Au début du carême, la liturgie raconte un séjour de Jésus au désert. Quarante jours en quarantaine! Quarante jours pour faire le point. Il semble que ce fut un temps d’épreuve. Faire le point, ce peut aussi être éprouvant. Tant d’appels nous bombardent de tout côté, des sollicitations de toute sorte. Si vous cherchez le sens de votre vie, si vous voulez préciser votre identité, bref faire le point, une panoplie de propositions se présente devant vous. Et parmi celles-ci, bien des tentations de devenir autre chose que ce que vous êtes ou devriez choisir de devenir.
Si Jésus retournait au désert de nos jours, quelles tentations surgiraient devant lui? À quoi serait-il confronté? Ou encore sous quelle forme se présenteraient à lui les tentations universelles qui assaillent les humains à toutes les époques de l’humanité?
Aujourd’hui, nous accordons ou désirons accorder beaucoup de respect à l’individu. Nous avons défini des droits de la personne et nous les enchâssons dans une charte. Les derniers siècles ont été marqués par le mépris des personnes. Nous ne voulons plus de telles atrocités. Par contre, nous pouvons pousser très loin le respect de l’individu jusqu’à l’individualisme. Il me semble qu’aujourd’hui Jésus serait tenté par l’individualisme, une sorte de repli sur soi. Comme affirme le dicton: «Mes bébelles et dans ma cour!» Moi, moi et moi! Mon petit univers que je peaufine et dans lequel je m’enferme loin de la cohue, loin de la foule, loin des problèmes des autres. Il me semble qu’aujourd’hui Jésus serait tenté de se replier sur lui-même. L’égocentrisme le guetterait.
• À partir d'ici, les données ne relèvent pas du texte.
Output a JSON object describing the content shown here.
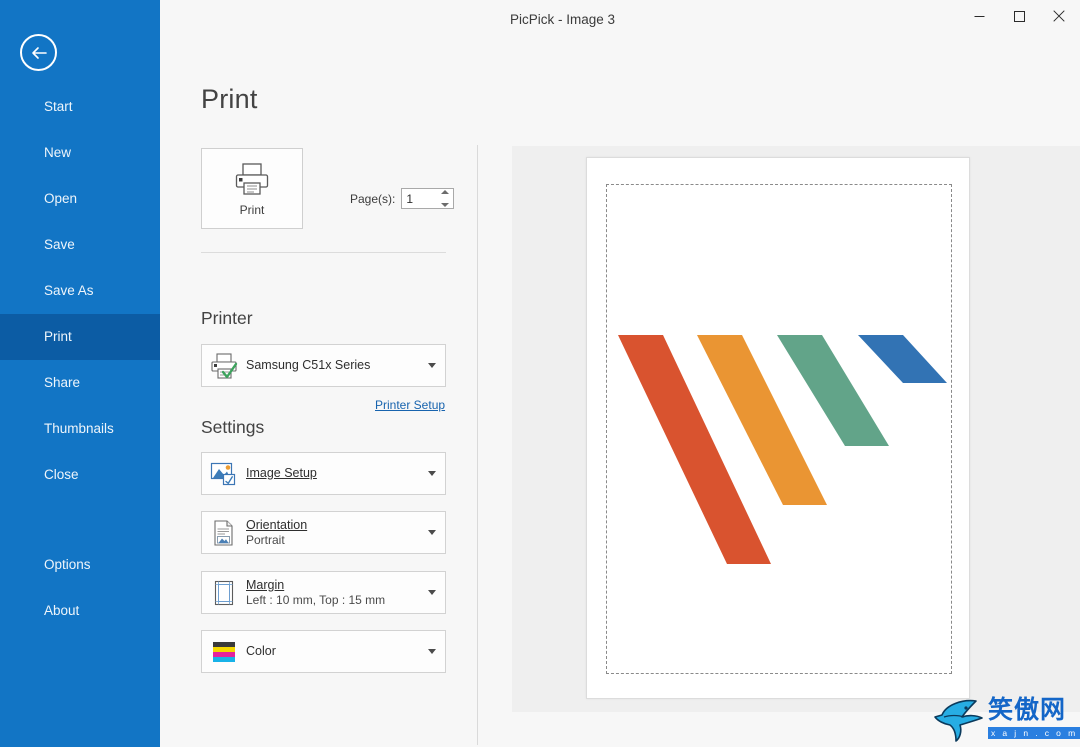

L’économie et les échanges commerciaux prennent beaucoup de place dans notre société. C’est normal. Nous ne pouvons plus nous contenter d’un petit lopin de terre comme à l’époque de nos ancêtres. Nous avons besoin les uns des autres, les produits et les services des uns des autres, pour vivre dans le contexte industrialisé et informatisé que nous connaissons présentement.
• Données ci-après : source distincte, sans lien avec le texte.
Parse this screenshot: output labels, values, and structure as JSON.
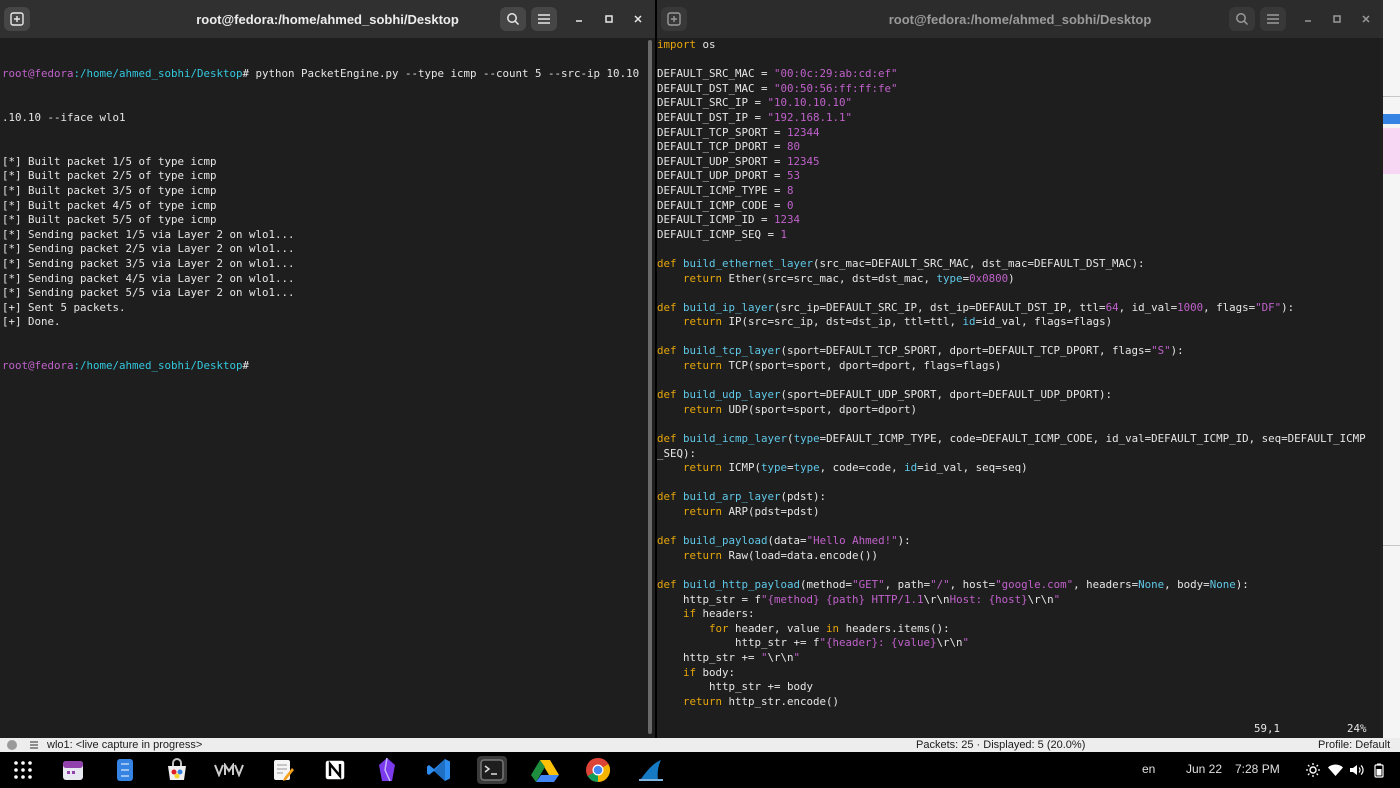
{
  "left_window": {
    "title": "root@fedora:/home/ahmed_sobhi/Desktop",
    "prompt_user": "root@fedora",
    "prompt_path": ":/home/ahmed_sobhi/Desktop",
    "prompt_hash": "#",
    "command": " python PacketEngine.py --type icmp --count 5 --src-ip 10.10",
    "command_wrap": ".10.10 --iface wlo1",
    "output": [
      "[*] Built packet 1/5 of type icmp",
      "[*] Built packet 2/5 of type icmp",
      "[*] Built packet 3/5 of type icmp",
      "[*] Built packet 4/5 of type icmp",
      "[*] Built packet 5/5 of type icmp",
      "[*] Sending packet 1/5 via Layer 2 on wlo1...",
      "[*] Sending packet 2/5 via Layer 2 on wlo1...",
      "[*] Sending packet 3/5 via Layer 2 on wlo1...",
      "[*] Sending packet 4/5 via Layer 2 on wlo1...",
      "[*] Sending packet 5/5 via Layer 2 on wlo1...",
      "[+] Sent 5 packets.",
      "[+] Done."
    ]
  },
  "right_window": {
    "title": "root@fedora:/home/ahmed_sobhi/Desktop",
    "vim_position": "59,1",
    "vim_percent": "24%",
    "code": [
      [
        [
          "kw",
          "import"
        ],
        [
          "t",
          " os"
        ]
      ],
      [],
      [
        [
          "t",
          "DEFAULT_SRC_MAC = "
        ],
        [
          "s",
          "\"00:0c:29:ab:cd:ef\""
        ]
      ],
      [
        [
          "t",
          "DEFAULT_DST_MAC = "
        ],
        [
          "s",
          "\"00:50:56:ff:ff:fe\""
        ]
      ],
      [
        [
          "t",
          "DEFAULT_SRC_IP = "
        ],
        [
          "s",
          "\"10.10.10.10\""
        ]
      ],
      [
        [
          "t",
          "DEFAULT_DST_IP = "
        ],
        [
          "s",
          "\"192.168.1.1\""
        ]
      ],
      [
        [
          "t",
          "DEFAULT_TCP_SPORT = "
        ],
        [
          "n",
          "12344"
        ]
      ],
      [
        [
          "t",
          "DEFAULT_TCP_DPORT = "
        ],
        [
          "n",
          "80"
        ]
      ],
      [
        [
          "t",
          "DEFAULT_UDP_SPORT = "
        ],
        [
          "n",
          "12345"
        ]
      ],
      [
        [
          "t",
          "DEFAULT_UDP_DPORT = "
        ],
        [
          "n",
          "53"
        ]
      ],
      [
        [
          "t",
          "DEFAULT_ICMP_TYPE = "
        ],
        [
          "n",
          "8"
        ]
      ],
      [
        [
          "t",
          "DEFAULT_ICMP_CODE = "
        ],
        [
          "n",
          "0"
        ]
      ],
      [
        [
          "t",
          "DEFAULT_ICMP_ID = "
        ],
        [
          "n",
          "1234"
        ]
      ],
      [
        [
          "t",
          "DEFAULT_ICMP_SEQ = "
        ],
        [
          "n",
          "1"
        ]
      ],
      [],
      [
        [
          "kw",
          "def"
        ],
        [
          "t",
          " "
        ],
        [
          "fn",
          "build_ethernet_layer"
        ],
        [
          "t",
          "(src_mac=DEFAULT_SRC_MAC, dst_mac=DEFAULT_DST_MAC):"
        ]
      ],
      [
        [
          "t",
          "    "
        ],
        [
          "kw",
          "return"
        ],
        [
          "t",
          " Ether(src=src_mac, dst=dst_mac, "
        ],
        [
          "kwa",
          "type"
        ],
        [
          "t",
          "="
        ],
        [
          "n",
          "0x0800"
        ],
        [
          "t",
          ")"
        ]
      ],
      [],
      [
        [
          "kw",
          "def"
        ],
        [
          "t",
          " "
        ],
        [
          "fn",
          "build_ip_layer"
        ],
        [
          "t",
          "(src_ip=DEFAULT_SRC_IP, dst_ip=DEFAULT_DST_IP, ttl="
        ],
        [
          "n",
          "64"
        ],
        [
          "t",
          ", id_val="
        ],
        [
          "n",
          "1000"
        ],
        [
          "t",
          ", flags="
        ],
        [
          "s",
          "\"DF\""
        ],
        [
          "t",
          "):"
        ]
      ],
      [
        [
          "t",
          "    "
        ],
        [
          "kw",
          "return"
        ],
        [
          "t",
          " IP(src=src_ip, dst=dst_ip, ttl=ttl, "
        ],
        [
          "kwa",
          "id"
        ],
        [
          "t",
          "=id_val, flags=flags)"
        ]
      ],
      [],
      [
        [
          "kw",
          "def"
        ],
        [
          "t",
          " "
        ],
        [
          "fn",
          "build_tcp_layer"
        ],
        [
          "t",
          "(sport=DEFAULT_TCP_SPORT, dport=DEFAULT_TCP_DPORT, flags="
        ],
        [
          "s",
          "\"S\""
        ],
        [
          "t",
          "):"
        ]
      ],
      [
        [
          "t",
          "    "
        ],
        [
          "kw",
          "return"
        ],
        [
          "t",
          " TCP(sport=sport, dport=dport, flags=flags)"
        ]
      ],
      [],
      [
        [
          "kw",
          "def"
        ],
        [
          "t",
          " "
        ],
        [
          "fn",
          "build_udp_layer"
        ],
        [
          "t",
          "(sport=DEFAULT_UDP_SPORT, dport=DEFAULT_UDP_DPORT):"
        ]
      ],
      [
        [
          "t",
          "    "
        ],
        [
          "kw",
          "return"
        ],
        [
          "t",
          " UDP(sport=sport, dport=dport)"
        ]
      ],
      [],
      [
        [
          "kw",
          "def"
        ],
        [
          "t",
          " "
        ],
        [
          "fn",
          "build_icmp_layer"
        ],
        [
          "t",
          "("
        ],
        [
          "kwa",
          "type"
        ],
        [
          "t",
          "=DEFAULT_ICMP_TYPE, code=DEFAULT_ICMP_CODE, id_val=DEFAULT_ICMP_ID, seq=DEFAULT_ICMP"
        ]
      ],
      [
        [
          "t",
          "_SEQ):"
        ]
      ],
      [
        [
          "t",
          "    "
        ],
        [
          "kw",
          "return"
        ],
        [
          "t",
          " ICMP("
        ],
        [
          "kwa",
          "type"
        ],
        [
          "t",
          "="
        ],
        [
          "kwa",
          "type"
        ],
        [
          "t",
          ", code=code, "
        ],
        [
          "kwa",
          "id"
        ],
        [
          "t",
          "=id_val, seq=seq)"
        ]
      ],
      [],
      [
        [
          "kw",
          "def"
        ],
        [
          "t",
          " "
        ],
        [
          "fn",
          "build_arp_layer"
        ],
        [
          "t",
          "(pdst):"
        ]
      ],
      [
        [
          "t",
          "    "
        ],
        [
          "kw",
          "return"
        ],
        [
          "t",
          " ARP(pdst=pdst)"
        ]
      ],
      [],
      [
        [
          "kw",
          "def"
        ],
        [
          "t",
          " "
        ],
        [
          "fn",
          "build_payload"
        ],
        [
          "t",
          "(data="
        ],
        [
          "s",
          "\"Hello Ahmed!\""
        ],
        [
          "t",
          "):"
        ]
      ],
      [
        [
          "t",
          "    "
        ],
        [
          "kw",
          "return"
        ],
        [
          "t",
          " Raw(load=data.encode())"
        ]
      ],
      [],
      [
        [
          "kw",
          "def"
        ],
        [
          "t",
          " "
        ],
        [
          "fn",
          "build_http_payload"
        ],
        [
          "t",
          "(method="
        ],
        [
          "s",
          "\"GET\""
        ],
        [
          "t",
          ", path="
        ],
        [
          "s",
          "\"/\""
        ],
        [
          "t",
          ", host="
        ],
        [
          "s",
          "\"google.com\""
        ],
        [
          "t",
          ", headers="
        ],
        [
          "kwa",
          "None"
        ],
        [
          "t",
          ", body="
        ],
        [
          "kwa",
          "None"
        ],
        [
          "t",
          "):"
        ]
      ],
      [
        [
          "t",
          "    http_str = f"
        ],
        [
          "s",
          "\""
        ],
        [
          "s",
          "{method} {path} HTTP/1.1"
        ],
        [
          "t",
          "\\r\\n"
        ],
        [
          "s",
          "Host: {host}"
        ],
        [
          "t",
          "\\r\\n"
        ],
        [
          "s",
          "\""
        ]
      ],
      [
        [
          "t",
          "    "
        ],
        [
          "kw",
          "if"
        ],
        [
          "t",
          " headers:"
        ]
      ],
      [
        [
          "t",
          "        "
        ],
        [
          "kw",
          "for"
        ],
        [
          "t",
          " header, value "
        ],
        [
          "kw",
          "in"
        ],
        [
          "t",
          " headers.items():"
        ]
      ],
      [
        [
          "t",
          "            http_str += f"
        ],
        [
          "s",
          "\"{header}: {value}"
        ],
        [
          "t",
          "\\r\\n"
        ],
        [
          "s",
          "\""
        ]
      ],
      [
        [
          "t",
          "    http_str += "
        ],
        [
          "s",
          "\""
        ],
        [
          "t",
          "\\r\\n"
        ],
        [
          "s",
          "\""
        ]
      ],
      [
        [
          "t",
          "    "
        ],
        [
          "kw",
          "if"
        ],
        [
          "t",
          " body:"
        ]
      ],
      [
        [
          "t",
          "        http_str += body"
        ]
      ],
      [
        [
          "t",
          "    "
        ],
        [
          "kw",
          "return"
        ],
        [
          "t",
          " http_str.encode()"
        ]
      ]
    ]
  },
  "wireshark_status": {
    "interface": "wlo1: <live capture in progress>",
    "packets": "Packets: 25 · Displayed: 5 (20.0%)",
    "profile": "Profile: Default"
  },
  "taskbar": {
    "language": "en",
    "date": "Jun 22",
    "time": "7:28 PM"
  }
}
Avec cela que chacun cherche à percer dans ce grand univers de l’offre et de la demande. Et chercher à percer, c’est aussi concurrencer. C’est parfois une bonne chose la concurrence, cela force au dépassement. Mais quel dépassement? Dépasser en étant meilleur ou dépasser en écrasant les autres? Il me semble qu’aujourd’hui Jésus serait tenté de faire sa place sans tenir compte des autres ou en cherchant à les éliminer du paysage. Encore une fois, ne penser qu’à lui.
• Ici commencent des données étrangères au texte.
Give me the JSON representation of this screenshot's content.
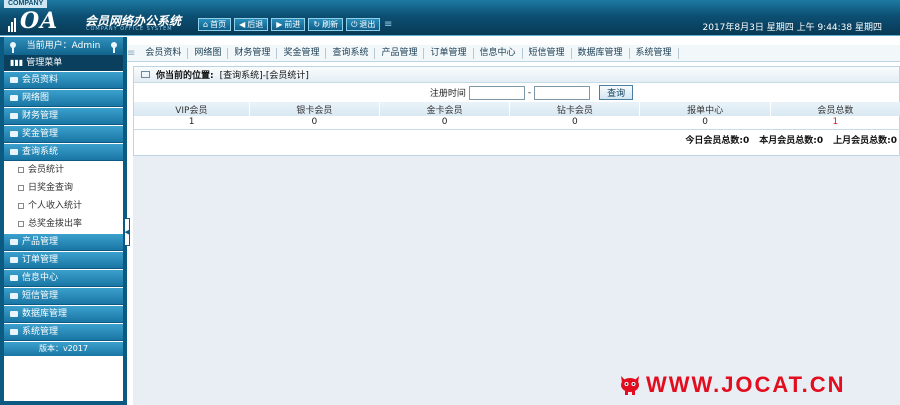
{
  "header": {
    "company_tag": "COMPANY",
    "logo_mark": "OA",
    "system_title": "会员网络办公系统",
    "system_subtitle": "COMPANY OFFICE SYSTEM",
    "toolbar": [
      {
        "label": "首页",
        "icon": "home-icon"
      },
      {
        "label": "后退",
        "icon": "back-arrow-icon"
      },
      {
        "label": "前进",
        "icon": "forward-arrow-icon"
      },
      {
        "label": "刷新",
        "icon": "refresh-icon"
      },
      {
        "label": "退出",
        "icon": "power-icon"
      }
    ],
    "datetime": "2017年8月3日 星期四 上午 9:44:38 星期四"
  },
  "sidebar": {
    "current_user": "当前用户：Admin",
    "menu_title": "管理菜单",
    "sections_top": [
      "会员资料",
      "网络图",
      "财务管理",
      "奖金管理",
      "查询系统"
    ],
    "sub_items": [
      "会员统计",
      "日奖金查询",
      "个人收入统计",
      "总奖金拨出率"
    ],
    "sections_bottom": [
      "产品管理",
      "订单管理",
      "信息中心",
      "短信管理",
      "数据库管理",
      "系统管理"
    ],
    "version": "版本：v2017"
  },
  "nav": {
    "items": [
      "会员资料",
      "网络图",
      "财务管理",
      "奖金管理",
      "查询系统",
      "产品管理",
      "订单管理",
      "信息中心",
      "短信管理",
      "数据库管理",
      "系统管理"
    ]
  },
  "main": {
    "breadcrumb_label": "你当前的位置:",
    "breadcrumb_path": "[查询系统]-[会员统计]",
    "filter_label": "注册时间",
    "filter_separator": "-",
    "start_date": "",
    "end_date": "",
    "query_button": "查询",
    "table": {
      "headers": [
        "VIP会员",
        "银卡会员",
        "金卡会员",
        "钻卡会员",
        "报单中心",
        "会员总数"
      ],
      "row": [
        "1",
        "0",
        "0",
        "0",
        "0",
        "1"
      ]
    },
    "totals": [
      {
        "label": "今日会员总数:",
        "value": "0"
      },
      {
        "label": "本月会员总数:",
        "value": "0"
      },
      {
        "label": "上月会员总数:",
        "value": "0"
      }
    ]
  },
  "watermark": {
    "text": "WWW.JOCAT.CN",
    "color": "#e20d1e"
  },
  "colors": {
    "header_dark": "#083a56",
    "sidebar_border": "#0b5a82",
    "section_blue": "#1a76a4"
  }
}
La science fait des découvertes extraordinaires. Nos ancêtres, même ceux qui sont morts il y a à peine cinquante ans, n’ont pu imaginer pareil développement. La plupart de nos découvertes sont des avancées. Nous pénétrons mieux le mystère du monde et de ses composantes. Nous comprenons mieux l’être humain dans toute sa complexité. Imaginez: nous pouvons maintenant connaître notre code génétique. Cela entraîne bien des possibilités au plan médical. Nous pouvons protéger la santé, la redonner même, avec beaucoup plus de facilité qu’autrefois. Devant autant de réussites, comment ne pas nous émerveiller. Mais, en même temps, nous pouvons croire que nous sommes les maîtres absolus de la vie. Nous pourrions penser: puisque c’est possible, nous pouvons le faire. Il me semble que Jésus serait tenté de ne pas questionner le bien fondé de certaines possibilités comme les manipulations génétiques, par exemple. Jésus serait tenté d’oublier que l’être humain est sacré, sa vie est sacrée. Sacrée comme on dit réservée, à protéger plus que tout, à respecter absolument.
Si Jésus retournait au désert aujourd’hui. Des tentations semblables aux nôtres l’assailliraient. Mais je crois qu’il choisirait encore d’être un homme ouvert aux autres, un homme de service, un homme respectueux de son identité et de son mystère.